There are a LOT of good sessions scheduled for this conference! That should be no surprise, given the list of speakers that were selected. They include:
Kimberly L. Tripp
I am not sure how I got on this list, but I am honored. I will be giving three sessions, which are:
SQL301: Scaling SQL Server 2012
How can you scale SQL Server 2012? Scaling up is relatively easy (but can be expensive), while scaling out requires significant engineering time and effort. If you suggest hardware upgrades you may be accused of simply “throwing hardware at the problem,” and if you try to scale out, you may be thwarted by a lack of development resources or 3rd party software restrictions. As your database server nears its load capacity, what can you do? This session gives you concrete, practical advice on how to deal with this situation. Starting with your present workload, configuration and hardware, we will explore how to find and alleviate bottlenecks, whether they are workload related, configuration related, or hardware related. Next, we will cover how you can decide whether you should scale up or scale out your data tier. Once that decision is made, you will learn how to scale up properly, with nearly zero down-time. If you decide to scale out, you will learn about practical, production-ready techniques such as vertical partitioning, horizontal partitioning, and data dependent routing. We will also cover how to use middle-tier caching and other application techniques to increase your overall scalability.
SQL302: DMV Emergency Room!
If you have ever been responsible for a mission critical database, you have probably been faced with a high stress, emergency situation where a database issue is causing unacceptable application performance, resulting in angry users and hovering managers and executives. If this hasn’t happened to you yet, thank your lucky stars, but start getting prepared for your time in the hot seat. This session will show you how to use DMV queries to quickly detect and diagnose the problem, starting at the server and instance level, and then progressing down to the database and object level. Based on the initial assessment of the problem, different types of DMV queries will help you narrow down and identify the problem. This session will show you how to assemble and use an emergency DMV toolkit that you can use to save the day the next time a sick database shows up on your watch in the database ER!

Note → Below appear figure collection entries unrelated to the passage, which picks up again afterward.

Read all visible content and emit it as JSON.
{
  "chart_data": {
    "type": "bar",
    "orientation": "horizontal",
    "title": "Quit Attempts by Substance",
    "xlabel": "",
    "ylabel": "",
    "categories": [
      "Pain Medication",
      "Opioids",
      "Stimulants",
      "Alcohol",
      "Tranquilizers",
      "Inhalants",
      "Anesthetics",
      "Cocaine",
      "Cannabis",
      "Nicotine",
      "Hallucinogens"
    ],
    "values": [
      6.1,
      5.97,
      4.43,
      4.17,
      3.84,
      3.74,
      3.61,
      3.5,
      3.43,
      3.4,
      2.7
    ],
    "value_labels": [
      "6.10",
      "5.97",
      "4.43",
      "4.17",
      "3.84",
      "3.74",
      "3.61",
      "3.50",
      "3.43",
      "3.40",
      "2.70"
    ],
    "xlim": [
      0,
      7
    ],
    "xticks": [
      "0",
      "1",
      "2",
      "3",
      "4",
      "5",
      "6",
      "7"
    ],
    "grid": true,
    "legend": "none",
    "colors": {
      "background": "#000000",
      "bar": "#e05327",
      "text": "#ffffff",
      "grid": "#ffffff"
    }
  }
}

SQL303: Hardware 301: Diving Deeper into Database Hardware
Making the right hardware selection decisions is extremely important for database scalability. Having properly sized and configured hardware can both increase application performance and reduce capital expenses dramatically. Unfortunately, there are so many different choices and options available when it comes to selecting hardware and storage subsystems, it is very easy to make bad choices based on outmoded conventional wisdom. This session will give you a framework for how to pick the right hardware and storage subsystem for your workload type. You will learn how to evaluate and compare key hardware components, such as processors, chipsets, and memory. You will also learn how to evaluate and compare different types of storage subsystems for different database workload types. This session will give you the knowledge you need to make sure you get the best performance and scalability possible from your hardware budget!